TERRORISME - Six personnes ont été tuées dans des attaques simultanées mardi...
A l'est d'Alger, la Kabylie a été réveillée mardi à l'aube par pas moins de sept explosions. Des explosions quasi simultanées à la bombe et à la voiture piégée qui marquent une reprise spectaculaire des actions terroristes en Algérie. Six personnes ont été tuées et 13 autres blessées.
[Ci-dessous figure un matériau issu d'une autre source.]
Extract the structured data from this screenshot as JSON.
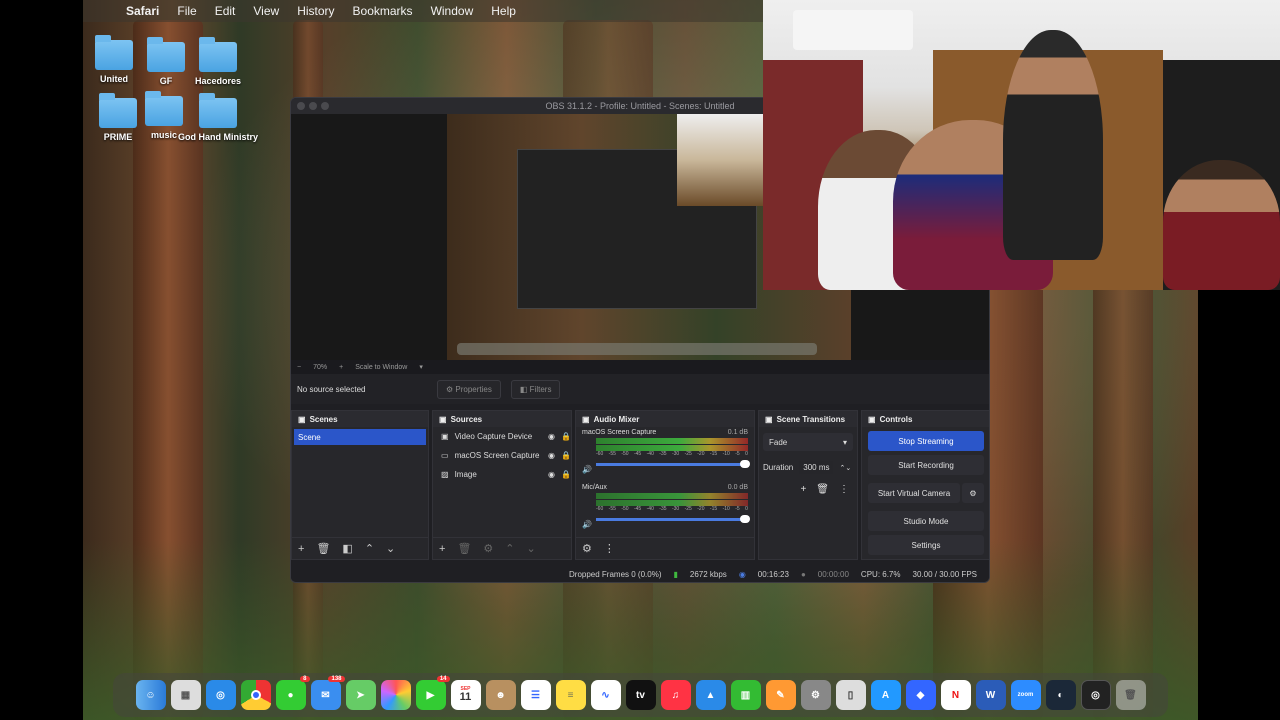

En fin d'après-midi, ces attaques ont été revendiquées par la branche d'Al-Qaida au Maghreb, sur un site Internet.
Les attentats perpétrés dans les départements voisins de
Boumerdès et de
Tizi-Ouzou, ont fait 2 morts et 10 blessés dans les rangs des services de sécurité et 4 morts et 3 blessés au sein de la population civile, selon un bilan officiel du ministère de l'Intérieur.
Les explosions ont eu lieu à l’aube, ont indiqué des témoins. Selon des informations recueillies sur place par un photographe de l'AFP, les attentats ont fait huit morts et 24 blessés, dont un grave.
Les localités visées sont Si Mustapha, Souk El Had et Boumerdès-ville, dans le département de Boumerdès, à la charnière entre la Kabylie et Alger, cible habituelle des groupes armés islamistes, retranchés dans la forêt de Sidi Ali Bounab.
Dans le département voisin de Tizi Ouzou, les localités visées sont Draa Ben Khedda (une zone industrielle proche du chef lieu de la Kabylie), Mekla et Illoula Oumalou, deux bourgades perchées au sommet du Djurdjura, la plus haute montagne de la région, selon le communiqué officiel. Aucune confirmation n'a été donnée sur un attentat à Bordj Menaiel.
L'accès de la Kabylie était très embouteillé après ces explosions, la plupart des sites touchés donnant sur le principal axe routier menant d'Alger à Tizi Ouzou.
Ces attaques quasi-simultanées rappellent
les attentats qui avaient eu lieu fin octobre à Derghana et Reghaia, près d'Alger, faisant 3 morts et une vingtaine de blessés. Ils avaient été suivies début décembre par un
attentat contre un véhicule de transport du personnel d'une société américaine, qui a fait un mort au moins, à Bouchaoui, dans la banlieue ouest d'Alger.
Les précédents attentats d'octobre et de décembre avaient été revendiqués par le
Groupe salafiste pour la prédication et le combat (GSPC), qui s'est rallié depuis septembre à la nébuleuse d'Al-Qaida d'Oussama Ben Laden et se veut son bras armé au Maghreb et dans le Sahel.
Selon les autorités algériennes, le GSPC, fort de quelques centaines d'hommes, resterait le seul capable de mener des actions armées, après la reddition de la plupart des autres groupes islamistes qui ont choisi de bénéficier de la loi sur la réconciliation leur accordant l'amnistie en échange du dépôt de leurs armes.